Amirhossein Moaddab, MD, lead author and visiting post-doctoral fellow in Baylor’s Department of Obstetrics and Gynecology, noted, “The intent was good, but the unintended consequence four decades later is to restrict access based on source of payment. The reality of clinical practice is that nearly 50% of annual deliveries are paid for by Medicaid and therefore necessitate the signed federal consent form and waiting period.”

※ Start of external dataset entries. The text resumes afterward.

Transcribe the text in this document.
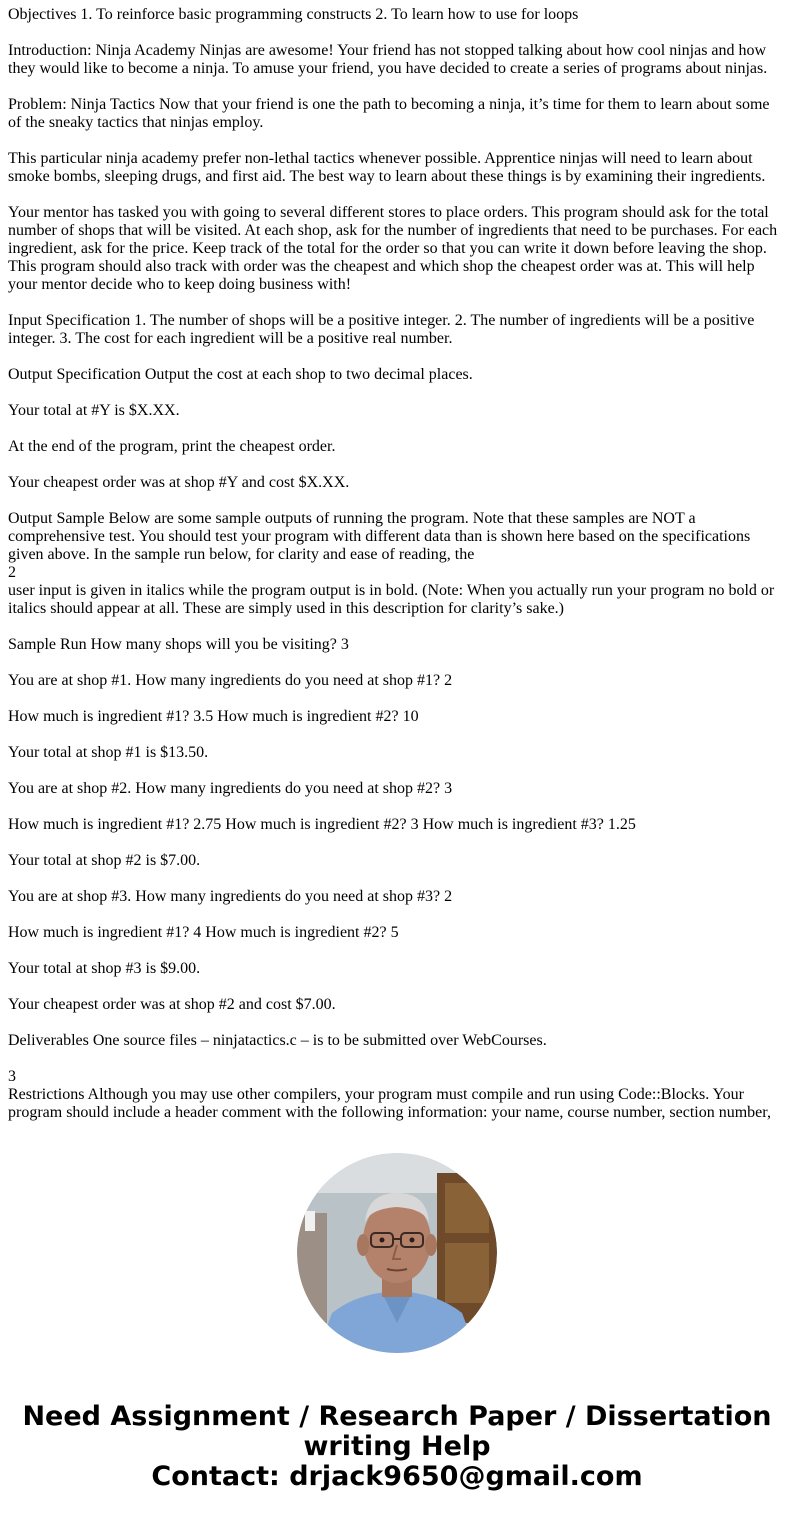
Objectives 1. To reinforce basic programming constructs 2. To learn how to use for loops

Introduction: Ninja Academy Ninjas are awesome! Your friend has not stopped talking about how cool ninjas and how they would like to become a ninja. To amuse your friend, you have decided to create a series of programs about ninjas.

Problem: Ninja Tactics Now that your friend is one the path to becoming a ninja, it’s time for them to learn about some of the sneaky tactics that ninjas employ.

This particular ninja academy prefer non-lethal tactics whenever possible. Apprentice ninjas will need to learn about smoke bombs, sleeping drugs, and first aid. The best way to learn about these things is by examining their ingredients.

Your mentor has tasked you with going to several different stores to place orders. This program should ask for the total number of shops that will be visited. At each shop, ask for the number of ingredients that need to be purchases. For each ingredient, ask for the price. Keep track of the total for the order so that you can write it down before leaving the shop. This program should also track with order was the cheapest and which shop the cheapest order was at. This will help your mentor decide who to keep doing business with!

Input Specification 1. The number of shops will be a positive integer. 2. The number of ingredients will be a positive integer. 3. The cost for each ingredient will be a positive real number.

Output Specification Output the cost at each shop to two decimal places.

Your total at #Y is $X.XX.

At the end of the program, print the cheapest order.

Your cheapest order was at shop #Y and cost $X.XX.

Output Sample Below are some sample outputs of running the program. Note that these samples are NOT a comprehensive test. You should test your program with different data than is shown here based on the specifications given above. In the sample run below, for clarity and ease of reading, the

2

user input is given in italics while the program output is in bold. (Note: When you actually run your program no bold or italics should appear at all. These are simply used in this description for clarity’s sake.)

Sample Run How many shops will you be visiting? 3

You are at shop #1. How many ingredients do you need at shop #1? 2

How much is ingredient #1? 3.5 How much is ingredient #2? 10

Your total at shop #1 is $13.50.

You are at shop #2. How many ingredients do you need at shop #2? 3

How much is ingredient #1? 2.75 How much is ingredient #2? 3 How much is ingredient #3? 1.25

Your total at shop #2 is $7.00.

You are at shop #3. How many ingredients do you need at shop #3? 2

How much is ingredient #1? 4 How much is ingredient #2? 5

Your total at shop #3 is $9.00.

Your cheapest order was at shop #2 and cost $7.00.

Deliverables One source files – ninjatactics.c – is to be submitted over WebCourses.

3

Restrictions Although you may use other compilers, your program must compile and run using Code::Blocks. Your program should include a header comment with the following information: your name, course number, section number,

Need Assignment / Research Paper / Dissertation
writing Help
Contact: drjack9650@gmail.com
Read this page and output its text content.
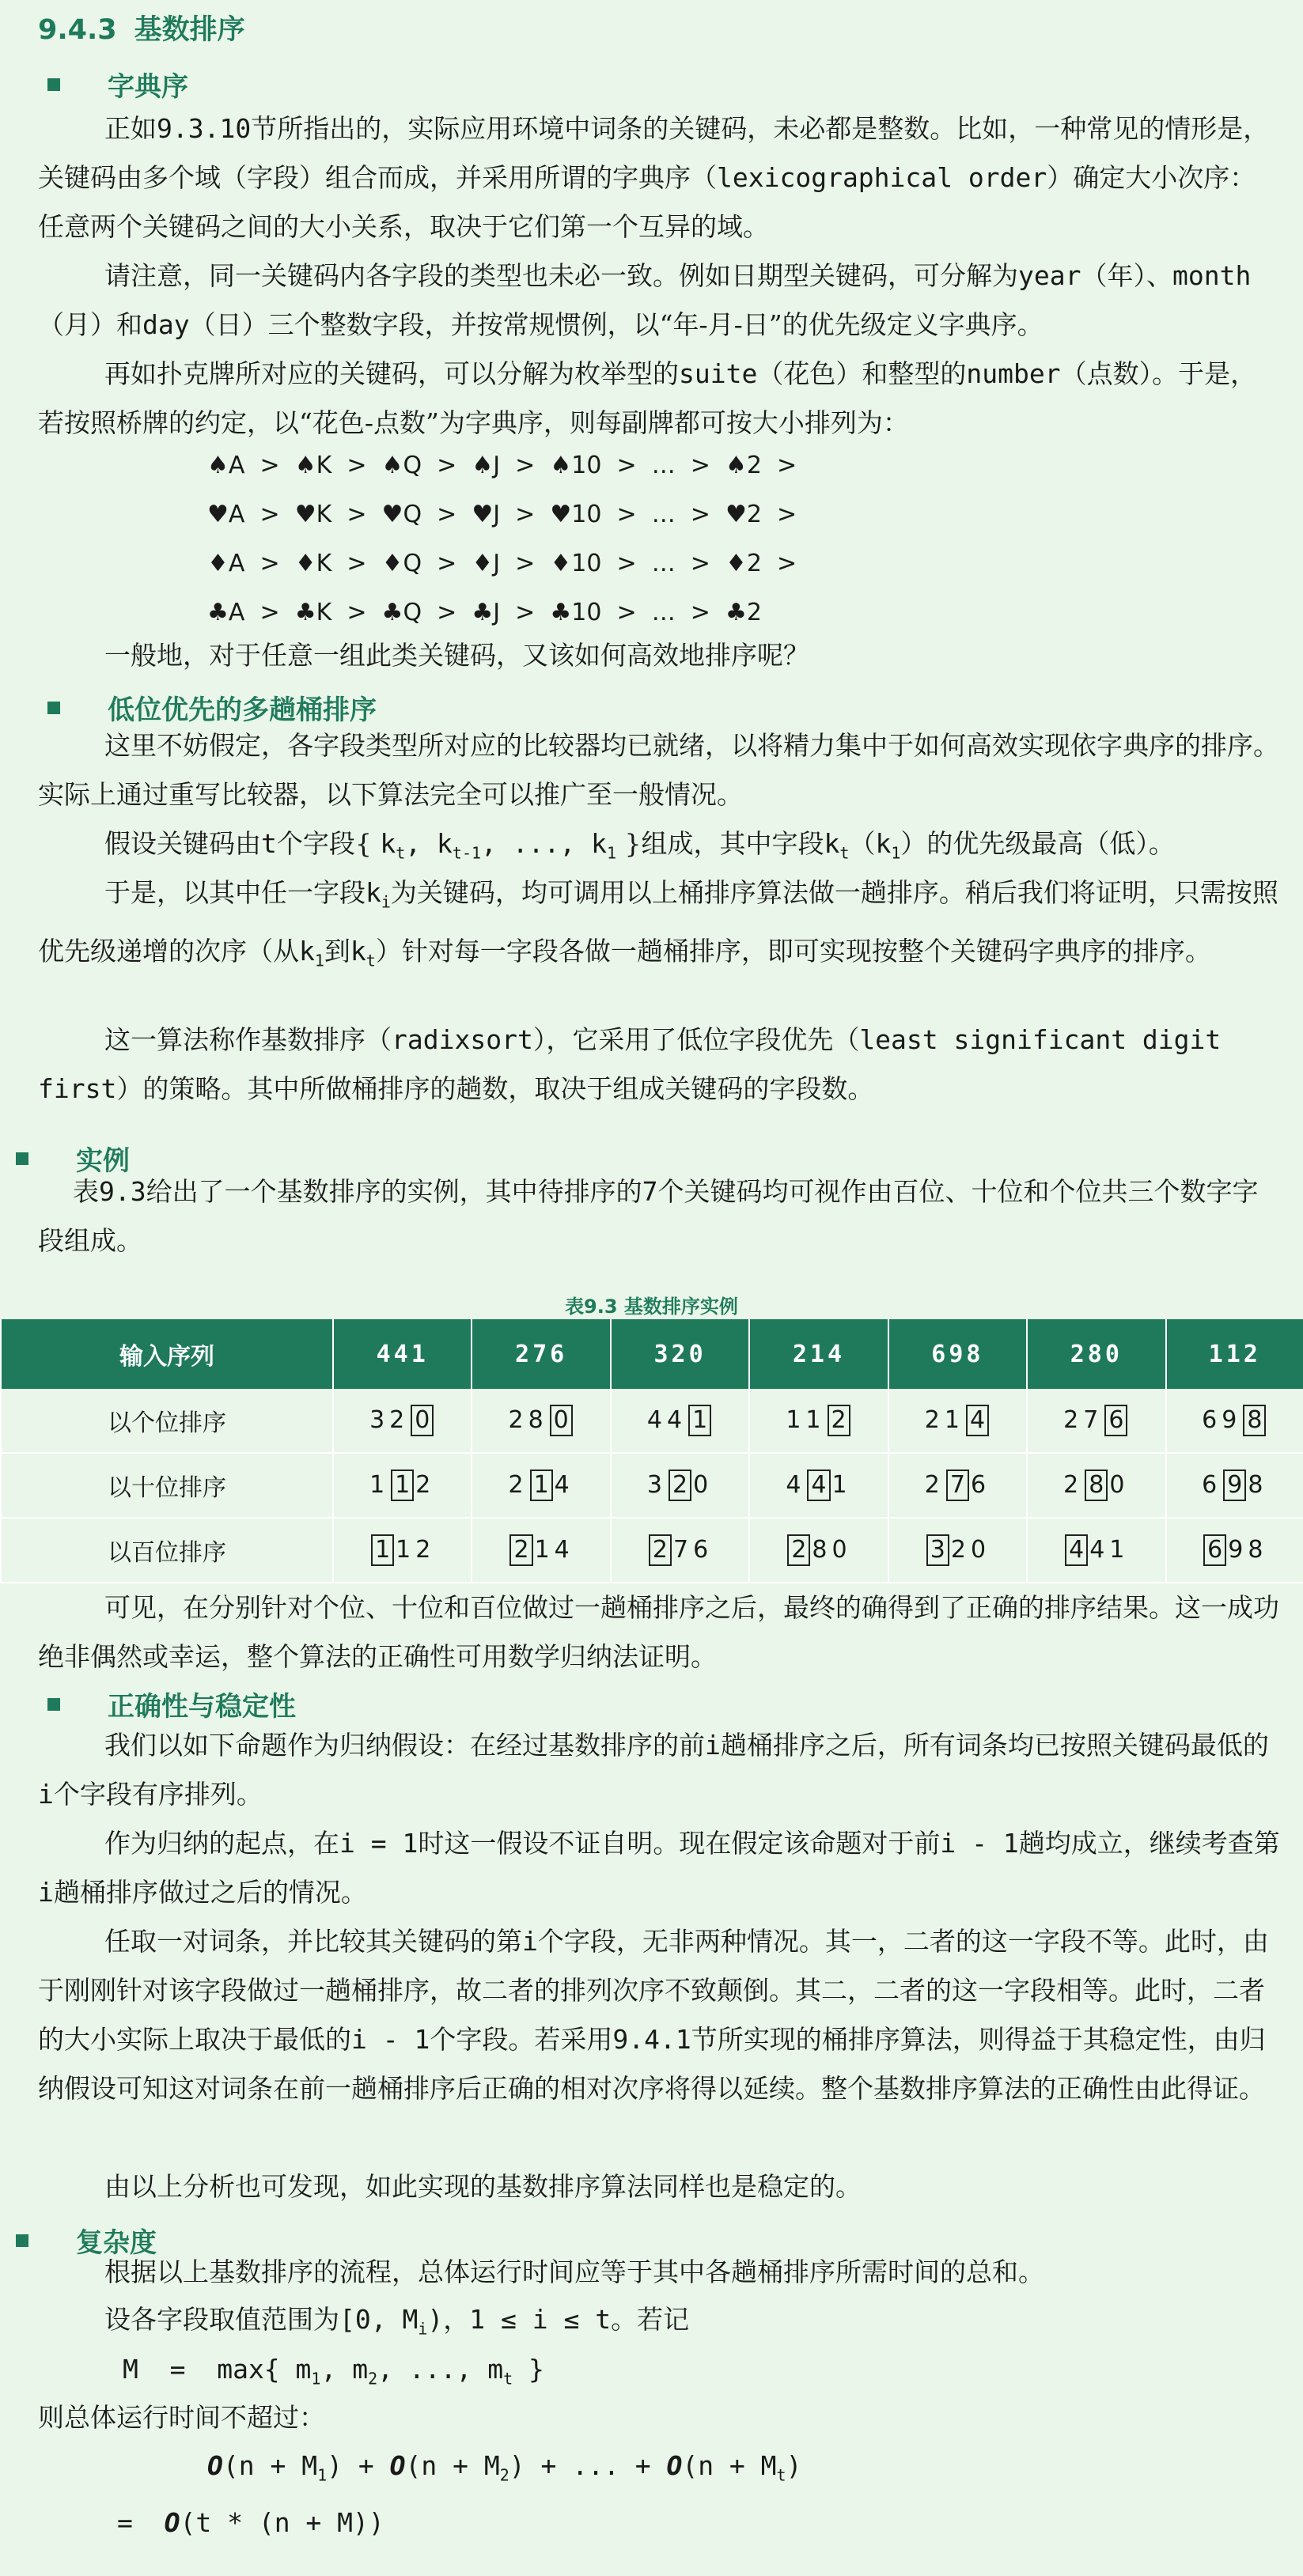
9.4.3 基数排序
字典序
正如9.3.10节所指出的，实际应用环境中词条的关键码，未必都是整数。比如，一种常见的情形是，关键码由多个域（字段）组合而成，并采用所谓的字典序（lexicographical order）确定大小次序：任意两个关键码之间的大小关系，取决于它们第一个互异的域。
请注意，同一关键码内各字段的类型也未必一致。例如日期型关键码，可分解为year（年）、month（月）和day（日）三个整数字段，并按常规惯例，以“年-月-日”的优先级定义字典序。
再如扑克牌所对应的关键码，可以分解为枚举型的suite（花色）和整型的number（点数）。于是，若按照桥牌的约定，以“花色-点数”为字典序，则每副牌都可按大小排列为：
♠A  >  ♠K  >  ♠Q  >  ♠J  >  ♠10  >  …  >  ♠2  >
♥A  >  ♥K  >  ♥Q  >  ♥J  >  ♥10  >  …  >  ♥2  >
♦A  >  ♦K  >  ♦Q  >  ♦J  >  ♦10  >  …  >  ♦2  >
♣A  >  ♣K  >  ♣Q  >  ♣J  >  ♣10  >  …  >  ♣2
一般地，对于任意一组此类关键码，又该如何高效地排序呢？
低位优先的多趟桶排序
这里不妨假定，各字段类型所对应的比较器均已就绪，以将精力集中于如何高效实现依字典序的排序。实际上通过重写比较器，以下算法完全可以推广至一般情况。
假设关键码由t个字段{ $k_t$, $k_{t-1}$, ..., $k_1$ }组成，其中字段$k_t(k_1)$的优先级最高（低）。
于是，以其中任一字段$k_i$为关键码，均可调用以上桶排序算法做一趟排序。稍后我们将证明，只需按照优先级递增的次序（从$k_1$到$k_t$）针对每一字段各做一趟桶排序，即可实现按整个关键码字典序的排序。
这一算法称作基数排序（radixsort），它采用了低位字段优先（least significant digit first）的策略。其中所做桶排序的趟数，取决于组成关键码的字段数。
实例
表9.3给出了一个基数排序的实例，其中待排序的7个关键码均可视作由百位、十位和个位共三个数字字段组成。
表9.3 基数排序实例
输入序列	441	276	320	214	698	280	112
以个位排序	32 0	28 0	44 1	11 2	21 4	27 6	69 8
以十位排序	1 1 2	2 1 4	3 2 0	4 4 1	2 7 6	2 8 0	6 9 8
以百位排序	1 12	2 14	2 76	2 80	3 20	4 41	6 98
可见，在分别针对个位、十位和百位做过一趟桶排序之后，最终的确得到了正确的排序结果。这一成功绝非偶然或幸运，整个算法的正确性可用数学归纳法证明。
正确性与稳定性
我们以如下命题作为归纳假设：在经过基数排序的前i趟桶排序之后，所有词条均已按照关键码最低的i个字段有序排列。
作为归纳的起点，在i = 1时这一假设不证自明。现在假定该命题对于前i - 1趟均成立，继续考查第i趟桶排序做过之后的情况。
任取一对词条，并比较其关键码的第i个字段，无非两种情况。其一，二者的这一字段不等。此时，由于刚刚针对该字段做过一趟桶排序，故二者的排列次序不致颠倒。其二，二者的这一字段相等。此时，二者的大小实际上取决于最低的i - 1个字段。若采用9.4.1节所实现的桶排序算法，则得益于其稳定性，由归纳假设可知这对词条在前一趟桶排序后正确的相对次序将得以延续。整个基数排序算法的正确性由此得证。
由以上分析也可发现，如此实现的基数排序算法同样也是稳定的。
复杂度
根据以上基数排序的流程，总体运行时间应等于其中各趟桶排序所需时间的总和。
设各字段取值范围为[0, $M_i$)，1 ≤ i ≤ t。若记
M  =  max{ $m_1$, $m_2$, ..., $m_t$ }
则总体运行时间不超过：
$O(n + M_1) + O(n + M_2)$ + ... + $O(n + M_t)$
=  O(t * (n + M))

In the current analysis, the authors examine the concept of healthcare justice in professional obstetric ethics. They then explain how it originates in the ethical concepts of medicine as a profession and of being a patient, and they explore its deontologic and consequentialist dimensions. The deontologic or rule-based dimension judges the morality of an action based on its adherence to a rule or rules, while the consequentialist dimension judges the morality of an action on its consequences.
“We conclude that Medicaid policy allocates access to elective tubal sterilization differently, based on source of payment and gender, which violates health care justice in both its deontologic and consequentialist dimensions,” said senior author Frank Chervenak, MD, Given Foundation Professor and chairman of the Department of Obstetrics and Gynecology at Weill Medical College of Cornell University in New York City. “Obstetricians should invoke health care justice in women’s health care as the basis for advocacy for needed change in law and health policy, to eliminate health care injustice in women’s access to elective tubal sterilization.”
The Committee on Health Care for Underserved Women of the American College of Obstetrics and Gynecology issued a committee opinion in January that reviewed barriers to contraceptive access and offered strategies to improve access.6 Revision of the federal consent mandate in order to create fair and equitable access to sterilization services for women enrolled in Medicaid or covered by other government insurance would improve access, the opinion states.6
- Moaddab A, McCullough LB, Chervenak FA, et al. Health care justice and its implications for current policy of a mandatory waiting period for elective tubal sterilization. Am J Obstet Gynecol 2015; doi:10.1016/j.ajog.2015.03.049.
- Daniels K, Daugherty J, Jones J. Current Contraceptive Status among Women Aged 15–44: United States, 2011–2013. Hyattsville, MD: National Center for Health Statistics; 2014.
- Kaunitz AM, Harkins G, Sanfilippo JS. Obstetric sterilization following vaginal or cesarean delivery: A technical update. OBG Manage 2008; 20:S1-S8.
- Peterson HB, Xia Z, Hughes JM, et al. The risk of pregnancy after tubal sterilization: Findings from the U.S. Collaborative Review of Sterilization. Am J Obstet Gynecol 1996; 174(4):1161-1168; discussion 1168-1170.
- Diekema DS. Involuntary sterilization of persons with mental retardation: An ethical analysis. Ment Retard Dev Disabil Res Rev 2003; 9(1):21-26.
- Committee on Health Care for Underserved Women. Committee opinion no. 615: Access to contraception. Obstet Gynecol 2015; 125(1):250-255.